ModuleNotFoundError: No module named 'dotenv'

In [None]:
model_id = "Qwen/Qwen2.5-7B-Instruct"

In [None]:
# Uncomment the line below if running in your own environment - the deployment is already setup for you here
create_deployment()

In [3]:
def wordle_reward(guess: str, secret_word: str) -> int:
    if guess.upper() == secret_word.upper():
        return 1   # correct guess
    else:
        return 0   # incorrect guess

In [4]:
secret_word = "POUND"

past_guesses = [
    GuessWithFeedback.from_secret(guess="CRANE", secret=secret_word),
    GuessWithFeedback.from_secret(guess="BLOND", secret=secret_word),
    GuessWithFeedback.from_secret(guess="FOUND", secret=secret_word),
]
past_guesses

[CRANE → Feedback: C(x) R(x) A(x) N(✓) E(x),
 BLOND → Feedback: B(x) L(x) O(-) N(✓) D(✓),
 FOUND → Feedback: F(x) O(✓) U(✓) N(✓) D(✓)]

In [None]:
response = generate(get_messages(past_guesses))[0]
guess = extract_guess(response)
reward = wordle_reward(guess, secret_word)

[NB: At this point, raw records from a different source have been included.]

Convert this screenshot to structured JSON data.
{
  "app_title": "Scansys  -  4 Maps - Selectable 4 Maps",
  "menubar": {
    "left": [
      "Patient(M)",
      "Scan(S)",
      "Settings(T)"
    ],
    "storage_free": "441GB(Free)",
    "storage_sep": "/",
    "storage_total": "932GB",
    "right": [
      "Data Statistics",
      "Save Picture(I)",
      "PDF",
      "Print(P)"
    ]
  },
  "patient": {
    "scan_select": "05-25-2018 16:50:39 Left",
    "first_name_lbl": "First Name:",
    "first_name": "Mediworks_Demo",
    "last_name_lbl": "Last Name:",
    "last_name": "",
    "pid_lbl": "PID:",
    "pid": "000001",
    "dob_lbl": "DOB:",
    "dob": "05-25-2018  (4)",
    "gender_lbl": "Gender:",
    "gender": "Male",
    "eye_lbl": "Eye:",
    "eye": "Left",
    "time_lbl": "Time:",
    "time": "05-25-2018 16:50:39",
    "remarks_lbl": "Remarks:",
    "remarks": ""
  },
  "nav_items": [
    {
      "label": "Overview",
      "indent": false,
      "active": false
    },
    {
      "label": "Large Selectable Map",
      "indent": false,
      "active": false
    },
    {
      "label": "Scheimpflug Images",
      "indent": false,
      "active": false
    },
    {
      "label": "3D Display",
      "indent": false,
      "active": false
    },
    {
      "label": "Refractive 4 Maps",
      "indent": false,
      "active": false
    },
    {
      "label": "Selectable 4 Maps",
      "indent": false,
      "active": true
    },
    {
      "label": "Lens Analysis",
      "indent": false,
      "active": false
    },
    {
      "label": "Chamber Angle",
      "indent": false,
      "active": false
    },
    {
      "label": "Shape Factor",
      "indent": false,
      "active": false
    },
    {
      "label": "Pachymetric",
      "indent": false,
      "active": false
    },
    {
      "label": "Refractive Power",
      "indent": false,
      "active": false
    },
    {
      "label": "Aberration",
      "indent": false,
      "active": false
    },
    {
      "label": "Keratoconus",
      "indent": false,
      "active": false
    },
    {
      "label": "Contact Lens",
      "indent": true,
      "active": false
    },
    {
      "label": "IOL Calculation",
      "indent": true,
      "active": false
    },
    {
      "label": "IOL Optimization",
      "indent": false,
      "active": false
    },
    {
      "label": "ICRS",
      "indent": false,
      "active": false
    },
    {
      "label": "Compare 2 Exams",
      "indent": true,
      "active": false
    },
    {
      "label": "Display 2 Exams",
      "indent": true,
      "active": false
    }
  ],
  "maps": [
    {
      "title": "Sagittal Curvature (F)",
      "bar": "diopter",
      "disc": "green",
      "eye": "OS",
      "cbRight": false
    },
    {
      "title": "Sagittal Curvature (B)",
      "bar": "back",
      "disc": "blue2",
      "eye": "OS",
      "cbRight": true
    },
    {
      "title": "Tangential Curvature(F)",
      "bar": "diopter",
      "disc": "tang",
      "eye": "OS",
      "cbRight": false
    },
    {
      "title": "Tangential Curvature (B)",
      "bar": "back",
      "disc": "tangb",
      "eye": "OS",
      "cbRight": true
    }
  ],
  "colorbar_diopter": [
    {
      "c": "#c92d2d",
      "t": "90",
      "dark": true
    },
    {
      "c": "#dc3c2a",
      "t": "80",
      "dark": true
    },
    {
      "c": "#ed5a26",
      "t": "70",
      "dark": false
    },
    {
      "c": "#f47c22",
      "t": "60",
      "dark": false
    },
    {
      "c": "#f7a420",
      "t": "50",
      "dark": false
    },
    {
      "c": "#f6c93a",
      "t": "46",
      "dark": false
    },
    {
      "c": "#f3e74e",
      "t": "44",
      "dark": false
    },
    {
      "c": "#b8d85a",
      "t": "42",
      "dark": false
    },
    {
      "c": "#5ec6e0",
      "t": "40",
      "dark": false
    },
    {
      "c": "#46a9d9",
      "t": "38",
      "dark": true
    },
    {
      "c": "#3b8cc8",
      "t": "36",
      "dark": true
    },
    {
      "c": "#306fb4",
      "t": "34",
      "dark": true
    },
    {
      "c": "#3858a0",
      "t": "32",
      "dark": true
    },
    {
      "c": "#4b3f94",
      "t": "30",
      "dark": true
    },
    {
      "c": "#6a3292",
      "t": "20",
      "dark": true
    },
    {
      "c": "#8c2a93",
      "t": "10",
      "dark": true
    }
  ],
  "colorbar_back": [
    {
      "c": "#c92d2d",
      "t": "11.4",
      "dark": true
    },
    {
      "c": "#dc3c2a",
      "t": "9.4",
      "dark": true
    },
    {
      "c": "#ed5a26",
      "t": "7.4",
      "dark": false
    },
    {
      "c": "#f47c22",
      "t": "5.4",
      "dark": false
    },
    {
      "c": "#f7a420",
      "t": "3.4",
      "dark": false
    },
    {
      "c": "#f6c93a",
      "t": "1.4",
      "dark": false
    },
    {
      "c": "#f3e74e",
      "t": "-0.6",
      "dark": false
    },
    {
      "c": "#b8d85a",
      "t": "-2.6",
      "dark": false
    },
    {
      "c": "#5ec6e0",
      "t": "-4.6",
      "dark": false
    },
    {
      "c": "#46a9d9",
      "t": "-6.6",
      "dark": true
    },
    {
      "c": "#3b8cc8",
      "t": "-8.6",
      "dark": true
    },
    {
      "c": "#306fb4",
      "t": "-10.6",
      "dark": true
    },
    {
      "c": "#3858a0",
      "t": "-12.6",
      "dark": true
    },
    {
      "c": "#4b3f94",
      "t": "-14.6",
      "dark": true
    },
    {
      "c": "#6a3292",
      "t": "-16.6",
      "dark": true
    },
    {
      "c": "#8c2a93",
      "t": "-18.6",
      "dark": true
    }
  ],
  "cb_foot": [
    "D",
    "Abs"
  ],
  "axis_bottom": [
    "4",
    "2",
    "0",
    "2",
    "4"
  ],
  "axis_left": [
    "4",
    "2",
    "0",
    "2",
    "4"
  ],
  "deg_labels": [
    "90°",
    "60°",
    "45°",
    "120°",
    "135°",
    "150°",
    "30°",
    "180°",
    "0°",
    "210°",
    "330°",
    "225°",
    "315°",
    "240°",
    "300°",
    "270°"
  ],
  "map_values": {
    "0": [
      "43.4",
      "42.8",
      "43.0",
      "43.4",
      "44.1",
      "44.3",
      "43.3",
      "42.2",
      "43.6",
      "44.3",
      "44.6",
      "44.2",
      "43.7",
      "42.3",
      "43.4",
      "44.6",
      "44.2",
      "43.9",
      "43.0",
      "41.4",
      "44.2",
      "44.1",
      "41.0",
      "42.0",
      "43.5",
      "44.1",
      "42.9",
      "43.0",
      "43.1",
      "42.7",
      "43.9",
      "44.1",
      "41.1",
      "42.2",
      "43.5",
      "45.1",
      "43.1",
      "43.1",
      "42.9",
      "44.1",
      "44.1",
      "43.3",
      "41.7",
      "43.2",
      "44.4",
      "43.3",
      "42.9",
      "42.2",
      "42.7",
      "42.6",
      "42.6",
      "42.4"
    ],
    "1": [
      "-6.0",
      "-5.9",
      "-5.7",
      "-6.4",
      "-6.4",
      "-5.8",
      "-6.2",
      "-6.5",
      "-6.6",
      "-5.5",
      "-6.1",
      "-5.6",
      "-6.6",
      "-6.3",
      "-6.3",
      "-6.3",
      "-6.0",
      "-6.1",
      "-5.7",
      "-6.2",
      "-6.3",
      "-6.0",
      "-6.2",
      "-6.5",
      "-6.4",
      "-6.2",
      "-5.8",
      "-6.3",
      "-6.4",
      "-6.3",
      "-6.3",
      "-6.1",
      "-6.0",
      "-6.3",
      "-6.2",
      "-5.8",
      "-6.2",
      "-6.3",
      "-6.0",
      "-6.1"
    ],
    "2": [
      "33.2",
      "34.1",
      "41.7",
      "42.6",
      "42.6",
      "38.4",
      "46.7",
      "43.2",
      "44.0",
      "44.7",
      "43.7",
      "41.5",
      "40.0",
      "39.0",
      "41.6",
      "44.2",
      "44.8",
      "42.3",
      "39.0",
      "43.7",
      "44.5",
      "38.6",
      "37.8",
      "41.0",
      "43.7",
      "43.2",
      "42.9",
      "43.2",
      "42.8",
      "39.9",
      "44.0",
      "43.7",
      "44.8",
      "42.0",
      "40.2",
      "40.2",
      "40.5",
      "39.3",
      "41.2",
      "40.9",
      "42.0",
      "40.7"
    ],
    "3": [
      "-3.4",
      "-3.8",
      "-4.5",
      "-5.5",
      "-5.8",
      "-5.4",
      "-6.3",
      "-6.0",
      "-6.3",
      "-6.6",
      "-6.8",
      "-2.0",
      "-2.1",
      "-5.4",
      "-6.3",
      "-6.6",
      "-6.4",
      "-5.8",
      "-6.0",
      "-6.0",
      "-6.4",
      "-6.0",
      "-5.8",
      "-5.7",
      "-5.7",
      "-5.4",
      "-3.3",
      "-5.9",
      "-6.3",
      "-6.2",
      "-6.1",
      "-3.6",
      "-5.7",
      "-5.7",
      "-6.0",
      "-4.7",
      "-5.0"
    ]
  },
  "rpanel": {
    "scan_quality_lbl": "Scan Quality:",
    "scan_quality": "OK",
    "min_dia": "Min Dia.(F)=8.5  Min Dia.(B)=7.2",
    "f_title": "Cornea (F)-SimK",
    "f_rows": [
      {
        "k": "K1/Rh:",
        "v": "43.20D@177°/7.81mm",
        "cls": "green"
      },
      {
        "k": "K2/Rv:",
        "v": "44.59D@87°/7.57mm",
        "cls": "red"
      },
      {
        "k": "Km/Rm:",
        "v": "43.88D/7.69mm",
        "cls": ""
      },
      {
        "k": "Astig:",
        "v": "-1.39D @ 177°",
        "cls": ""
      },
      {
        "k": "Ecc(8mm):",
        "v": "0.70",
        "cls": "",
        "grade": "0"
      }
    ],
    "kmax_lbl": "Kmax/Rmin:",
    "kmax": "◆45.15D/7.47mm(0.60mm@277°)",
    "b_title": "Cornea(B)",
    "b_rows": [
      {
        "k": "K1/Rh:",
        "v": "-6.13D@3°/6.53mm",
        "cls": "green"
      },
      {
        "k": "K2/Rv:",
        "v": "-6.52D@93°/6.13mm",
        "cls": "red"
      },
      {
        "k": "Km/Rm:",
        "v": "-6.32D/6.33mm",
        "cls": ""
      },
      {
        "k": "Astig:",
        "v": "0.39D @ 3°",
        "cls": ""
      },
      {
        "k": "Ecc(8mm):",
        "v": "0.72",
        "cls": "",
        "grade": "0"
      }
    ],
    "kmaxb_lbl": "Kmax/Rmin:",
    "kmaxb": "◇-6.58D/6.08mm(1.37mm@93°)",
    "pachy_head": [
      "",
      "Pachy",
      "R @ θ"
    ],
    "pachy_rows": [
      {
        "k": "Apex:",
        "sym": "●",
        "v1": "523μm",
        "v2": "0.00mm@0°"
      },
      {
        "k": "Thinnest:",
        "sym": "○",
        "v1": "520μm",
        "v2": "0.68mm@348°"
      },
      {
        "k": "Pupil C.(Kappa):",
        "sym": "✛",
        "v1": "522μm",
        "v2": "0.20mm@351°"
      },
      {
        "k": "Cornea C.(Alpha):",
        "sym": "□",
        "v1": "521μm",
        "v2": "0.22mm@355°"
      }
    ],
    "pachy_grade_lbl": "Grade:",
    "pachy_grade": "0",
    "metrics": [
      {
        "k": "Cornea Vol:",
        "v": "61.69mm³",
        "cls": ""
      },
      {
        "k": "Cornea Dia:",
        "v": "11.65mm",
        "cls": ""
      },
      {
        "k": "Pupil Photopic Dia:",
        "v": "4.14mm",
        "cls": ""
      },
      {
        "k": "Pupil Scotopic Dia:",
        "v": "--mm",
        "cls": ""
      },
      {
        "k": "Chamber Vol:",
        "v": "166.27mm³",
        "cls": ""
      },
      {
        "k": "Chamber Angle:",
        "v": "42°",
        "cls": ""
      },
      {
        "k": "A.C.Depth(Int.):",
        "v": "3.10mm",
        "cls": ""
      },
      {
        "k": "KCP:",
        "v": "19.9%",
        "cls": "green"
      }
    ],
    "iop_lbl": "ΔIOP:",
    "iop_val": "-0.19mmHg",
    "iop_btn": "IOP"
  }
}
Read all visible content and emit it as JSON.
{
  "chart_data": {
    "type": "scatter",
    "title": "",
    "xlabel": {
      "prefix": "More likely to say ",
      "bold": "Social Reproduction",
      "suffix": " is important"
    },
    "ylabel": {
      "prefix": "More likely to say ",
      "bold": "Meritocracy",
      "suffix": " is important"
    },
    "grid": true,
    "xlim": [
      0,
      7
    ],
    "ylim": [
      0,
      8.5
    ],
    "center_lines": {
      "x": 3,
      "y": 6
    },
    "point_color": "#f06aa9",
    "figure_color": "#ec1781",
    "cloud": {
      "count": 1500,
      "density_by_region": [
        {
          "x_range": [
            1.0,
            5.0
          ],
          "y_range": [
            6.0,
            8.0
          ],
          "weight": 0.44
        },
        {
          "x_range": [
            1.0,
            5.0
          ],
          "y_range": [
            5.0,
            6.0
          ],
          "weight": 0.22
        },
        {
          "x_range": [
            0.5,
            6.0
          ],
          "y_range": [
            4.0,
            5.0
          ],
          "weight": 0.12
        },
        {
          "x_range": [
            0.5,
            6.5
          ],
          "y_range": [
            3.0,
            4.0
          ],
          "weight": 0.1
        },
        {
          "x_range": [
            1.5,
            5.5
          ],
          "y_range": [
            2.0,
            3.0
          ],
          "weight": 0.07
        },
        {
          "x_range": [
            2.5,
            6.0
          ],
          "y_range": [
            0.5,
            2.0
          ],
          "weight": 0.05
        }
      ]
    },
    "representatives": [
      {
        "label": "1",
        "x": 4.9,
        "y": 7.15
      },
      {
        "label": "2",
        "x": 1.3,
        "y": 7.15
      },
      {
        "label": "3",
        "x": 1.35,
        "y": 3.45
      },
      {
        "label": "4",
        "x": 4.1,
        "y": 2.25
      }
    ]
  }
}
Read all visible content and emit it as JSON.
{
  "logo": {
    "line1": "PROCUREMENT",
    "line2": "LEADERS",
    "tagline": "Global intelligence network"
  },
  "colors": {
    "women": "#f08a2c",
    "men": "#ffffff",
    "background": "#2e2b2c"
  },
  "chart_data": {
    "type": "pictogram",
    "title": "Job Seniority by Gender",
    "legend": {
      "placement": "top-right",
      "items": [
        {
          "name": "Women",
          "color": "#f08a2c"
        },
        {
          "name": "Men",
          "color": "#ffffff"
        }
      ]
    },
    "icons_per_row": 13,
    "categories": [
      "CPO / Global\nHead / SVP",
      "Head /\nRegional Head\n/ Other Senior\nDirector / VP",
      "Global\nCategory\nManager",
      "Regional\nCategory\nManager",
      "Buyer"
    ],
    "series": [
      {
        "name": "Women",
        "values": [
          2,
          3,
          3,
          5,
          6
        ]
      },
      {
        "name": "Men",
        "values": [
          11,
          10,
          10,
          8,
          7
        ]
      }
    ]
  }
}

print(f"Guessed Word: {guess} -> Reward: {reward}")

In [None]:
def compute_advantages(rewards: list):
    rewards = np.array(rewards)
    
    # Compute the mean and standard deviation of the rewards
    mean_reward = np.mean(rewards)
    std_reward = np.std(rewards)

    # Avoid division by zero in case of zero variance (typically happens when all rewards are 0)
    # Note: In the GRPO implementation, we add 1e-4 to the std_reward to avoid division by zero
    if std_reward == 0:
        return [0] * len(rewards)

    # Divide by stddev of rewards to normalize range to 0
    advantages = (rewards - mean_reward) / std_reward
    return advantages.tolist()

In [None]:
rewards = [0.0, 0.2, 0.4, 0.5, 0.5, 0.6, 0.8, 1.0]
compute_advantages(rewards)

In [None]:
def render_guess_table(response, reward_fn):
    guesses = [extract_guess(guess) for guess in response]
    rewards = [reward_fn(guess, secret_word) for guess in guesses]
    print_guesses_table(guesses, rewards)

In [None]:
print(f"Secret: {secret_word}")
response = generate(get_messages(past_guesses), num_guesses=8)
render_guess_table(response, wordle_reward)

In [None]:
def wordle_reward_partial_credit(guess: str, secret_word: str) -> float:
    if len(guess) != len(secret_word):
        # no reward for having the wrong number of letters
        return 0.0
    
    valid_letters = set(secret_word)
    reward = 0.0
    for letter, secret_letter in zip(guess, secret_word):
        if letter == secret_letter:
            # right letter, right location
            reward += 0.2
        elif letter in valid_letters:
            # right letter, wrong location
            reward += 0.1
        else:
            # no reward
            pass
    return reward

In [None]:
print(f"Secret: {secret_word}")
response = generate(get_messages(past_guesses), num_guesses=8, temperature=0)
render_guess_table(response, wordle_reward_partial_credit)

In [None]:
print(f"Secret: {secret_word}")
response = generate(get_messages(past_guesses), num_guesses=8, temperature=1.3)
render_guess_table(response, wordle_reward_partial_credit)

In [None]:
print(f"Secret: {secret_word}")
response = generate(get_messages(past_guesses), num_guesses=8, temperature=0.7)
render_guess_table(response, wordle_reward_partial_credit)